Twenty+ Comics In: Checking In On The Internet Kid
I’m past 20 now. Twenty-odd daily comics for The Wild West Adventures of the Internet Kid, an idea that was sparked by my participation in the open Western106 story adventure. I thought I would take a breather here to reflect on how it’s going for me, the writer (I make an appearance now and then in the comic, usually for criticism for not writing better comics or not paying attention to equity issues. Guilty as charged!).
Well, breather, plus today’s comic:
So far, so good with my idea of a daily comic, although I have very little idea if anyone is reading them. A few comments and reactions trickle in now and then. I’m still more focused on the question for myself: Am I having fun making the comics? I am and so, I keep on going forward. In fact, I have at least another 15 comics in the bank, set to go forth, including one story arc that will invite readers to play a game. I also have an ending comic, for when I get there.
The way I have been writing them is in bursts. In fact, the first weekend when I had the idea for the Internet Kid, I had a deluge of comic making. I cranked out about 15 of them in a three-day weekend, just keeping up with the ideas. I won’t claim that every comic every day is great, but I hope they add a little entertainment chuckle value for folks now and then.
What I am really trying to with The Wild West Adventures of the Internet Kid is to combine some of the elements of the Western genre (the cowboy, the horse, the villain) with some insights into the modern culture of technology. It’s trickier than it seems to pull that off in an entertaining way. I am often trying to make fun at the stereotypes of gender, making the so-called villain — Anarchist Annie — an interesting character, or so I hope. Her goal is to poke holes in the bias of our world. Sometimes, she blows things up to make her point crystal clear.
In fact, a few of the storylines and comics are pulled directly from my reading of Participatory Culture in a Networked Era, a slow-read in the Digital Writing Month community. If you have read that book (and you should), and if you read The Internet Kid (which, of course, I hope you do), you will start to see some parallels of ideas around technology and learning and young people’s interactions in the Digital Age that surfaced there in that study of participatory culture by Henry Jenkins, Mimi Ito and danah boyd, and then got woven here into this comic.
The app I used to make comics — Comics Head — has limits, particularly to expressions of characters (although an upgrade this weekend with a ton of new art seems to open the door for adding more elements .. still checking that out).
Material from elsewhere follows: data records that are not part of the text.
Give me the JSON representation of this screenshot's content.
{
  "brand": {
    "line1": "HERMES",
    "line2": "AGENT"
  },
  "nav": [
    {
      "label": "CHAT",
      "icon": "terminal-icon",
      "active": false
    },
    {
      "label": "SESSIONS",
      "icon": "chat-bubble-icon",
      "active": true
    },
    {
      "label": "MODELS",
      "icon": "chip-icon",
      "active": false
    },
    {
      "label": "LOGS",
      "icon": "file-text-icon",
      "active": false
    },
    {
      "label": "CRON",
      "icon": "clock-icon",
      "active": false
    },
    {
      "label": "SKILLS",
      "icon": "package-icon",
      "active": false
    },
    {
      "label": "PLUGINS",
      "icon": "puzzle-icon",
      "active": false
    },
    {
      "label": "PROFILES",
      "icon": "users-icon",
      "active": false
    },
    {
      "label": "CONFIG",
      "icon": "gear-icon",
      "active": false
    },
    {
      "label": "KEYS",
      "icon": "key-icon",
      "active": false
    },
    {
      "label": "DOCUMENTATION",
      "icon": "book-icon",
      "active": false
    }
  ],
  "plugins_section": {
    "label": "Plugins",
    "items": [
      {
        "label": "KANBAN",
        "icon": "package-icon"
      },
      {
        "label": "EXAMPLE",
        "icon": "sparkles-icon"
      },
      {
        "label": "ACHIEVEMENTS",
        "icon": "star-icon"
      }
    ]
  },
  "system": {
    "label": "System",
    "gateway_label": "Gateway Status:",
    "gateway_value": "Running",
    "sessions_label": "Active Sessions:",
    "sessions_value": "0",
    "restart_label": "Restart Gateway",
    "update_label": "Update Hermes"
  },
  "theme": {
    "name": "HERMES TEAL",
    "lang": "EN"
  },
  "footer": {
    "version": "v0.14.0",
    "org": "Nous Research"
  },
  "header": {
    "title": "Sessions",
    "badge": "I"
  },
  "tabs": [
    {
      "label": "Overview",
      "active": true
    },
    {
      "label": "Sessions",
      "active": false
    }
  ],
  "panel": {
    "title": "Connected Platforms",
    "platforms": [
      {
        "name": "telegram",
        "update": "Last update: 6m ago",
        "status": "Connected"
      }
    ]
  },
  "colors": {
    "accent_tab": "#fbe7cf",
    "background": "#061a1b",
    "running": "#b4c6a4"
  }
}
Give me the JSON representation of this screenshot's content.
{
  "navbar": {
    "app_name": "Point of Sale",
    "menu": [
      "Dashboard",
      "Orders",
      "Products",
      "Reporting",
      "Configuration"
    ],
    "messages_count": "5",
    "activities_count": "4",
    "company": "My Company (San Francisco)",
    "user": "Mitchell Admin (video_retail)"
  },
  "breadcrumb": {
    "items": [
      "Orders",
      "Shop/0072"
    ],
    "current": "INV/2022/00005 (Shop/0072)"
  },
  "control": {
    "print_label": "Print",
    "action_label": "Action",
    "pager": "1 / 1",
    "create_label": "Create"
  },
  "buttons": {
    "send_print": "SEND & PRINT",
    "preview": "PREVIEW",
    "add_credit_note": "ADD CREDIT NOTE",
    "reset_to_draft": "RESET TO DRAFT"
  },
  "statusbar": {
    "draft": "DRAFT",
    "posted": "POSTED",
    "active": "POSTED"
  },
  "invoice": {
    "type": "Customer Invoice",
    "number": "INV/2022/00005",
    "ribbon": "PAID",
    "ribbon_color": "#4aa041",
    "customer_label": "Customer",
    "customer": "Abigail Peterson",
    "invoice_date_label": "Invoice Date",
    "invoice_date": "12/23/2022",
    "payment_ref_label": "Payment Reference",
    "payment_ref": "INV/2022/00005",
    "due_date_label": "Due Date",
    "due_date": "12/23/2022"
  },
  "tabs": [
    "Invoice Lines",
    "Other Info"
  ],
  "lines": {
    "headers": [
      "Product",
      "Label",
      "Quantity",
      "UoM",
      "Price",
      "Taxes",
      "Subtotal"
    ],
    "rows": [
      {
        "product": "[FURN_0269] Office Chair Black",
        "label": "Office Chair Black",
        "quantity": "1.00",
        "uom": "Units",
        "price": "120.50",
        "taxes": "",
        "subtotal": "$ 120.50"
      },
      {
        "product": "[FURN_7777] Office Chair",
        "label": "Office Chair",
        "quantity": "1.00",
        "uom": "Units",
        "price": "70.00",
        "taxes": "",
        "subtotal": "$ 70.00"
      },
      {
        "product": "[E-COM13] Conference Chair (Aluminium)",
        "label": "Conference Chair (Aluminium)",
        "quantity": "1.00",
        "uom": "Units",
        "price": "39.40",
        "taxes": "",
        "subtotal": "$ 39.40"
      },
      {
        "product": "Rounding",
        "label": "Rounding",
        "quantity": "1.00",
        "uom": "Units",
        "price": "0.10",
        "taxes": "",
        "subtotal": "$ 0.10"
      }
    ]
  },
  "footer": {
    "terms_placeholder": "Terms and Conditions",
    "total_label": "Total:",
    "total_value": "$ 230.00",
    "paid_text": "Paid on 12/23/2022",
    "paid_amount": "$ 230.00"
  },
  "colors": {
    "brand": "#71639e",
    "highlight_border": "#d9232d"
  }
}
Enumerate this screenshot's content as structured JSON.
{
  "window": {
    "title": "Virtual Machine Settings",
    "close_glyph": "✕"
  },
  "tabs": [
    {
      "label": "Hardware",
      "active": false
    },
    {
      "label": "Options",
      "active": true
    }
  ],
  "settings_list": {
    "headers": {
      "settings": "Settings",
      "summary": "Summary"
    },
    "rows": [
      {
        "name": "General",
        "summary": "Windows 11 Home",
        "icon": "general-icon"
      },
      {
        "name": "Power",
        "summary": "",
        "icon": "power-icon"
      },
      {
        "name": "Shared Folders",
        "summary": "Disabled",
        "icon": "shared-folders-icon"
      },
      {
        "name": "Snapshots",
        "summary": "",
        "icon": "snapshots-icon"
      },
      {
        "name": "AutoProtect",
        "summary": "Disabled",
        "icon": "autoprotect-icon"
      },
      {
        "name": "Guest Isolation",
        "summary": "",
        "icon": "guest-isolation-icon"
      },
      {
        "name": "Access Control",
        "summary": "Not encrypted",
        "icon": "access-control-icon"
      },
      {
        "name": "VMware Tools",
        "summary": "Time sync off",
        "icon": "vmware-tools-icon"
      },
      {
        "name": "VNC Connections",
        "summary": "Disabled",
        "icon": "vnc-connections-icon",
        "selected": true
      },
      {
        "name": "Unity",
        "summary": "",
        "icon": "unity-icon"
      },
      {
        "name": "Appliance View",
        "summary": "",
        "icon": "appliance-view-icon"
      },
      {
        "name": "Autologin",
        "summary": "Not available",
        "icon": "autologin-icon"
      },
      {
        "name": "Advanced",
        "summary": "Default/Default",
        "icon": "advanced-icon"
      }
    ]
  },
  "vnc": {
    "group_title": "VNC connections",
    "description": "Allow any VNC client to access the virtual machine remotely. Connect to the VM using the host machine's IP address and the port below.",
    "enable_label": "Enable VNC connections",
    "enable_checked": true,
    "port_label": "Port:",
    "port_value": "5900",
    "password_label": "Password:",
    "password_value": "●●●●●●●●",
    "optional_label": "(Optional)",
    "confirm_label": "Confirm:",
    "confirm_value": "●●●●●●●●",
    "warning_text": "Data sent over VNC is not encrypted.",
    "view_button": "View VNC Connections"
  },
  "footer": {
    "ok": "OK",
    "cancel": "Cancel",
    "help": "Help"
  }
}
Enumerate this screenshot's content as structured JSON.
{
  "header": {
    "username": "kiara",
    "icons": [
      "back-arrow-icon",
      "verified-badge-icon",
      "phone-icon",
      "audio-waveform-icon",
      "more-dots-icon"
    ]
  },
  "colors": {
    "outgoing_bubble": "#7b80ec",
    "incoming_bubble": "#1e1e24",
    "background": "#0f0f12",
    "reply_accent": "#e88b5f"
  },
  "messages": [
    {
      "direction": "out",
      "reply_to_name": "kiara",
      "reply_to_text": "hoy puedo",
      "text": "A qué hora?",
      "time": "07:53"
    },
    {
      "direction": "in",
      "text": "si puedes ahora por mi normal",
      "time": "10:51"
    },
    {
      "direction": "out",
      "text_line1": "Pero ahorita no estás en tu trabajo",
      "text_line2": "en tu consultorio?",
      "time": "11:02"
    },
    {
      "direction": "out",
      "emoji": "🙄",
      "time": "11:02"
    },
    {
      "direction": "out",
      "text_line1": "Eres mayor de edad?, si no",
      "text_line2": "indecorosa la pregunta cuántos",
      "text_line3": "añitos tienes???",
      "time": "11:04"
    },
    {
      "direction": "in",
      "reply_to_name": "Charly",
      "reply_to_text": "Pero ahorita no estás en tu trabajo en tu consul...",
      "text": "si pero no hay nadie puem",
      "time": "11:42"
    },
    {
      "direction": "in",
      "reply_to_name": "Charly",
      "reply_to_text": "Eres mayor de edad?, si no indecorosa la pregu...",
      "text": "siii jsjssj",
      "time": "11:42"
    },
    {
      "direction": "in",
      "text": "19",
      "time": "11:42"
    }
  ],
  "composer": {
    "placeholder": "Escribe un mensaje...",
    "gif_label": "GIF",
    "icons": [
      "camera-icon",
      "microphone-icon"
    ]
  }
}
But I do appreciate the flexibility of the Comics Head app for what I am doing as a comic strip writer. (And I have not yet used the Audio element on The Internet Kid … which allows you to layer in audio tracks on top of the comic .. on my list)
I am purposefully posting the comics in different places — on Twitter with the #western106 hashtag, in Flickr in an album, and on a Tumblr site that I set up just for the comics (it turns out Tumblr is a perfect space for daily comics). Sometimes, I share on Google Plus. I also have the feed of the Tumblr site spilling into the DS106 course. I wonder if anyone else other than me uses an RSS Reader to peruse the posts going there and make comments?
Can I just give a shout-out to my favorite character in my comic?
The Horse with No Name just cracks me up. I hadn’t even thought of a horse until I had the Kid in mind, and then .. of course he needed a horse. The Kid is a cowboy. But not just any horse. The Horse with No Name (cue: America song) has his own personality.
He refuses to let The Kid ride him and the Horse even negotiates an agreement with the Kid on this matter (The Kid agrees but worries what other cowboys will think of him). Yet, the Horse with No Name remains a funny and insightful sidekick to The Kid.
I think, as the writer, I am the Horse with No Name more than I am The Internet Kid. (Maybe I have some Anarchist Annie in me, too.) This particular comic of the animals having a farmyard chat about The Kid, in particular, still makes me giggle. I love how the Horse has the tablet and the image of The Kid on it. Look at The Kid’s posture and expression. Priceless. We know who is really in charge of their partnership.